In this guide, we aim to explore the intersection of ITSM and modern Employee Experience Platforms. Drawing on over 20 years of industry expertise, we’ll shed light on both the immense value of ITSM solutions and their inherent limitations when it comes to creating a unified employee experience. We will highlight the unique advantages of adopting an EXP to serve as the foundation of the digital workplace - one that navigates myriad enterprise applications (including ITSM) and curates an experience that meets employees where they are in their day-to-day workflow.
1.2 ITSMs and EXPs: Why this conversation matters
The conversation surrounding ITSM and EXPs is particularly crucial for CIOs, CTOs, Heads of IT, Heads of Digital Transformation, and other senior IT leaders. These professionals are often tasked with collating a technology estate that aligns with the business’s goals, and making sure that major investments in tech truly drive ROI. Historically, they have a relationship with ITSM solutions for managing incidents, service requests, asset control, and more. Over time, these solutions have evolved in ways that appear to reach beyond the traditional boundaries of IT. But do these changes truly extend to delivering a complete digital experience that engages, informs, and empowers the entire workforce?

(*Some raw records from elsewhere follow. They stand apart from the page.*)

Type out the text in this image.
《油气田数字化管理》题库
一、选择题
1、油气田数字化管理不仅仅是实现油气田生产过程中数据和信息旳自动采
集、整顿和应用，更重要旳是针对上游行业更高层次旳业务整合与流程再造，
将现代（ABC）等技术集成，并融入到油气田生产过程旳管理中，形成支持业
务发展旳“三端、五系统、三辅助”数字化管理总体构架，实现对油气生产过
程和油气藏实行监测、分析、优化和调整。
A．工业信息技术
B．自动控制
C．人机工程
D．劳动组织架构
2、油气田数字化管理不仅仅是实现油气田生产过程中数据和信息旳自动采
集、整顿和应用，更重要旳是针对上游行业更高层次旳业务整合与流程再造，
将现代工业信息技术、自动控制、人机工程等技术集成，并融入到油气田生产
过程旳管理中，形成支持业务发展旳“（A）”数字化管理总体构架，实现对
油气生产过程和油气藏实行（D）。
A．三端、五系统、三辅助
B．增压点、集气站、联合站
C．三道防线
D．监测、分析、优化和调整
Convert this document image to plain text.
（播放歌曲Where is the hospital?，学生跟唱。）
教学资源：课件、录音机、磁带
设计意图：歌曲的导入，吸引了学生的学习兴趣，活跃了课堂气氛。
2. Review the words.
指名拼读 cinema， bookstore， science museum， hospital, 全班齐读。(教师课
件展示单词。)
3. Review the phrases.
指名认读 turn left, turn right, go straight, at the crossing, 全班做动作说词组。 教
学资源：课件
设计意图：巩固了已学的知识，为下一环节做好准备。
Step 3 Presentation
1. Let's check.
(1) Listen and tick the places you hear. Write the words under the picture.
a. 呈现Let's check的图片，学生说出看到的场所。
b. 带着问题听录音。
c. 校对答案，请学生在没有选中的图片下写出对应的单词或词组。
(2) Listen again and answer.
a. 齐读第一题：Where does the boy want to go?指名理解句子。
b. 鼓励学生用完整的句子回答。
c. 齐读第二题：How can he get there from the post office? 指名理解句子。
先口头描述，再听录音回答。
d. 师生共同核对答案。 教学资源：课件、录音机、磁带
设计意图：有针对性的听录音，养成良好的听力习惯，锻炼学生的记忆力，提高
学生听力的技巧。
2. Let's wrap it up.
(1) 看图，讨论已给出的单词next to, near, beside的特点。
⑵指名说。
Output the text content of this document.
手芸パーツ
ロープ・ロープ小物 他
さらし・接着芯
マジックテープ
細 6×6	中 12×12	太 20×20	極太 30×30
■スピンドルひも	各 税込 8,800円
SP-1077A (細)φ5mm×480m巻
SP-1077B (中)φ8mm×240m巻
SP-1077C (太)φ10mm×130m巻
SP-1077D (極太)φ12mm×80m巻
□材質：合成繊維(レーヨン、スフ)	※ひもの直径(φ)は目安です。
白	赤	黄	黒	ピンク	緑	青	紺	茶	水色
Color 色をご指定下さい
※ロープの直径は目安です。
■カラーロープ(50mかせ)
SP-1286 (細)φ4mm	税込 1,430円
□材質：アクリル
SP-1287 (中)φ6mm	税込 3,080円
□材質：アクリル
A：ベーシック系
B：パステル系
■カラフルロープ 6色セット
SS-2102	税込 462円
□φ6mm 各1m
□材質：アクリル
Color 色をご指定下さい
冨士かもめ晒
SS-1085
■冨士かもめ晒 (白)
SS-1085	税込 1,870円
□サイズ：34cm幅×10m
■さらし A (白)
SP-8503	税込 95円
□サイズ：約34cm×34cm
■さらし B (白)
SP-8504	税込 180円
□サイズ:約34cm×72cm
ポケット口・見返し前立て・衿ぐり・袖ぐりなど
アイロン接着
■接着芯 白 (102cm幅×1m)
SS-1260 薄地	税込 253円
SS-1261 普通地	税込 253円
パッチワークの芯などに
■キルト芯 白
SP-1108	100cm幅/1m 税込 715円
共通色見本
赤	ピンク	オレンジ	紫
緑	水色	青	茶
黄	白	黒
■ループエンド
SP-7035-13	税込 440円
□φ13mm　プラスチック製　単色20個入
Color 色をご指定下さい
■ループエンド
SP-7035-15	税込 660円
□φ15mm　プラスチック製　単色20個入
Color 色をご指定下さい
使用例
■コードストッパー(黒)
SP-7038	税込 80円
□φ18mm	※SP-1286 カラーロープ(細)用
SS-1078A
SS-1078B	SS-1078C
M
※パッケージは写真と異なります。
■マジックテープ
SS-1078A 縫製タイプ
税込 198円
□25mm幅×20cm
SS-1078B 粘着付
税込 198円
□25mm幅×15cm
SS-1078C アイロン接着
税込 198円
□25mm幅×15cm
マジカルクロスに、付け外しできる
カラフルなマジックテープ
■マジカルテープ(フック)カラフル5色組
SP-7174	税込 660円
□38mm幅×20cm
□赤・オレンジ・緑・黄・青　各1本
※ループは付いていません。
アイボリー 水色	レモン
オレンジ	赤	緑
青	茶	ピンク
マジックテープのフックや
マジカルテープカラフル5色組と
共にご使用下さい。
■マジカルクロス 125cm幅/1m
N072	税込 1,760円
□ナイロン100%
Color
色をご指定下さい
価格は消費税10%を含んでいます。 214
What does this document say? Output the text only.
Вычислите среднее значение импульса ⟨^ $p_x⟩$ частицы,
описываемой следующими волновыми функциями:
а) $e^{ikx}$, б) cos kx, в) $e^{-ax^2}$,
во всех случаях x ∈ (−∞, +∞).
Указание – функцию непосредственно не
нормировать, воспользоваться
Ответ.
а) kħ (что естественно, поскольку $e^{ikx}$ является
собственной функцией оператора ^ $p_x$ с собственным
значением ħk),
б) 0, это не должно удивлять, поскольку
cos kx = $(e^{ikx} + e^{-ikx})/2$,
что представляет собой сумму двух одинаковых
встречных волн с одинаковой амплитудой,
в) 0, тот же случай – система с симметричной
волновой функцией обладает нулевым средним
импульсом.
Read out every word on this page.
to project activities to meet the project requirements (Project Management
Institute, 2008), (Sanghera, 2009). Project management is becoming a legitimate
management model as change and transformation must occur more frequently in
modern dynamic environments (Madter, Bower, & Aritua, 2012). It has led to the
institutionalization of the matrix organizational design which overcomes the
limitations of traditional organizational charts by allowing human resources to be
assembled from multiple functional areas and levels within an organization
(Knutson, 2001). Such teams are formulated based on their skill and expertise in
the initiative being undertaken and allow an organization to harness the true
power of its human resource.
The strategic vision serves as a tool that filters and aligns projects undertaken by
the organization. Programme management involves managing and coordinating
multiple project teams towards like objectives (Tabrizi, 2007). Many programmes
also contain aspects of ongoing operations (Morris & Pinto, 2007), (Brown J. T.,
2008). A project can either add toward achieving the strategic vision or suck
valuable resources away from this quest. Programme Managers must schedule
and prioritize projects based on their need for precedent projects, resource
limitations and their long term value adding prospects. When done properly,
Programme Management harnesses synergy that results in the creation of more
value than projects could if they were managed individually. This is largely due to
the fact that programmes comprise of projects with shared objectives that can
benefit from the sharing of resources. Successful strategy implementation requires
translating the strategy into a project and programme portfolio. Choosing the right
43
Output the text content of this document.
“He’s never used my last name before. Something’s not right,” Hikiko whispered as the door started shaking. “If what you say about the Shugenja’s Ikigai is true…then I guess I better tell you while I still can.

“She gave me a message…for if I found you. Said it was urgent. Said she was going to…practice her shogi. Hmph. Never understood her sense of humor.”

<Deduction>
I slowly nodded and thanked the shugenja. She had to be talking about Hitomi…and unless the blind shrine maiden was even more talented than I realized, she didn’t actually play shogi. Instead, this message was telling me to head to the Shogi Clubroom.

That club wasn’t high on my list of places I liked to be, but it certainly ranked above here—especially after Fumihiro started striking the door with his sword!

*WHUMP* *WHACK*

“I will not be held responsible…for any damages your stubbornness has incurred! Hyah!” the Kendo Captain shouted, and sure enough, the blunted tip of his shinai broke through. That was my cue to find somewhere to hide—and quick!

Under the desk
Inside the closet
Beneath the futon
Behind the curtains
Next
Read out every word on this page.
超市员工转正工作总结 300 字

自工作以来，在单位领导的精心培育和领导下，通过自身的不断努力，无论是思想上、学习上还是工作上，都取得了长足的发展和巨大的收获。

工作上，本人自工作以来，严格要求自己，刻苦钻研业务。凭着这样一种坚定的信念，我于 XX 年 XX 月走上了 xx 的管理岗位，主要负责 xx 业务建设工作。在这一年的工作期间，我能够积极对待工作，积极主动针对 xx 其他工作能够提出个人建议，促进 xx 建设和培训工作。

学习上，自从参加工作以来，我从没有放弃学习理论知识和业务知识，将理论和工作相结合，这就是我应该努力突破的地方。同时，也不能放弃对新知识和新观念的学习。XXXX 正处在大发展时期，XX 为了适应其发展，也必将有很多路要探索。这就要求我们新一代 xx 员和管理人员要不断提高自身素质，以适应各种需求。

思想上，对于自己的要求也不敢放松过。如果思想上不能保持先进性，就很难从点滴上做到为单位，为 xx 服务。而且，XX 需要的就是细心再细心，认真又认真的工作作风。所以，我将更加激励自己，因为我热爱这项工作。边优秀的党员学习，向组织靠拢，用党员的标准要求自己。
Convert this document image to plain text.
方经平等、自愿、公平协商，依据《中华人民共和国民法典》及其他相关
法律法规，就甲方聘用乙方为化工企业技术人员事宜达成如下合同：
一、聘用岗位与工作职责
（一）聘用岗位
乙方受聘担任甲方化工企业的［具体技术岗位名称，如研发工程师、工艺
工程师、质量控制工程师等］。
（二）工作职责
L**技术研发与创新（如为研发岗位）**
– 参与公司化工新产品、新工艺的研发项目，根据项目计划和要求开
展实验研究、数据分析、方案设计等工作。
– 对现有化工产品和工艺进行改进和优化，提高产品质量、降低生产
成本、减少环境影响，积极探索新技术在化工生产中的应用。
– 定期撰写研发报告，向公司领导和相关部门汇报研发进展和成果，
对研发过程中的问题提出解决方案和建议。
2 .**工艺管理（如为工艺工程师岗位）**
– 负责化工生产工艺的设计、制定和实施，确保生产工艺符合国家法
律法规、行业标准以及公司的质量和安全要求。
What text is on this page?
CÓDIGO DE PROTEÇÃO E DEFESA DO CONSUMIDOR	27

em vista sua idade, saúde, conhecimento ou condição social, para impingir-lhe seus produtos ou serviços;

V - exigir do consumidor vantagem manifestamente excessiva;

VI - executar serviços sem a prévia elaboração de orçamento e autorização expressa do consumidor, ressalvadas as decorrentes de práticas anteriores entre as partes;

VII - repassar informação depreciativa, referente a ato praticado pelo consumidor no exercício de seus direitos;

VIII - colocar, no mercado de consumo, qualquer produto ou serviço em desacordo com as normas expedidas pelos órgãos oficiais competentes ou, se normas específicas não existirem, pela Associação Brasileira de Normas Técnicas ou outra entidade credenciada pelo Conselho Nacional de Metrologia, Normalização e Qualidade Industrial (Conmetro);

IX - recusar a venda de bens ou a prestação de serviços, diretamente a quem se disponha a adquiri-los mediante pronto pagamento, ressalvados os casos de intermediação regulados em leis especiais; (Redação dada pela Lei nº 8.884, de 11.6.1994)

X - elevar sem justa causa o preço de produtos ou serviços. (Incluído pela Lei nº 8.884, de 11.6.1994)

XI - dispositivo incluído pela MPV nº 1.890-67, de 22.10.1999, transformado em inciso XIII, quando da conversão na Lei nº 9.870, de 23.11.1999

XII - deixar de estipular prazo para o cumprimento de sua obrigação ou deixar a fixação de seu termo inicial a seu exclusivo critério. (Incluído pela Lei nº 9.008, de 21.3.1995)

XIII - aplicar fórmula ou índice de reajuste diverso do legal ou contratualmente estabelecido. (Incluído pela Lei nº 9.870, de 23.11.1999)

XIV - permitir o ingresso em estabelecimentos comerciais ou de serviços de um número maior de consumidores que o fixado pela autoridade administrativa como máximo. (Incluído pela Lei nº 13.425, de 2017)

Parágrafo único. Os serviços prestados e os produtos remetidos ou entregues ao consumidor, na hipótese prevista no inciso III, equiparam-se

The stakes are high for enterprises making significant investments in their digital workplace. The digital employee experience can profoundly impact employee productivity, engagement, retention, and ultimately, organizational success. According to Gallup’s State of the Global Workforce 2024 Report, organizations with highly engaged employees experience productivity that is between 14-18% higher than those with poor engagement scores. At the same time, confusion over the proper role of ITSM can lead to fragmented adoption, duplicated effort, and wasted resources.
In this paper, we will:
- Clarify how ITSM and EXPs differ in purpose, scope, and outcomes.
- Highlight the need for a unifying platform that streamlines and personalizes the employee journey.
- Illustrate how ITSM solutions excel at what they do—managing tickets, automating workflows, and delivering critical IT services—yet cannot single-handedly fulfil every dimension of a robust digital workplace strategy.
- Offer insights into how an EXP, such as the one provided by Unily, can act as the orchestrator of IT services and everything else employees need to thrive.
By the end of this guide, you will see how ITSM solutions and Employee Experience Platforms can coexist as complementary technologies, each playing to their unique strengths. More importantly, you will walk away with a clearer strategic framework for positioning an EXP as the heart of the digital workplace, ensuring that every service - from IT to HR to Corporate Communications - is seamlessly and intelligently integrated.
2. ITSMs in the context of Digital Employee Experience
2.1 The value of ITSM: Usage, adoption and market projections
At its core, IT Service Management (ITSM) focuses on how organizations manage and deliver IT services to internal users. The fundamental capabilities include:
- Incident management – Logging, categorizing, and resolving tickets raised by employees.
- Request fulfillment – Handling requests for services, applications, or equipment.
- Problem management – Investigating root causes and preventing recurring issues.
- Change management – Ensuring standardized methods for handling alterations to the IT environment.
Over the years, ITSM platforms have evolved to incorporate workflow automation, self-service portals, knowledge bases, and performance analytics. They excel in use cases that require:
- Structured processes: Standardizing the way tickets and requests are raised, tracked, and resolved.
- Workflow management: Automating repetitive tasks, escalating issues automatically, and streamlining service delivery.
- Compliance and auditing: Maintaining an auditable record of issues, actions, and solutions.
Market data
According to a number of sources, the global ITSM reached a value of $10.5bn in 2023, with a 2023-2027 CAGR of approximately 10.8%. This robust growth underscores the value enterprises place on tools that efficiently manage the IT environment. In fact, Gartner has frequently highlighted how mature ITSM practices improve IT cost optimization, reduce downtime, and enhance internal customer satisfaction.
Such evidence supports the argument that ITSM tools are a critical component of the modern IT stack. Organizations need a reliable, repeatable system for delivering technology services - particularly in large, decentralized enterprises.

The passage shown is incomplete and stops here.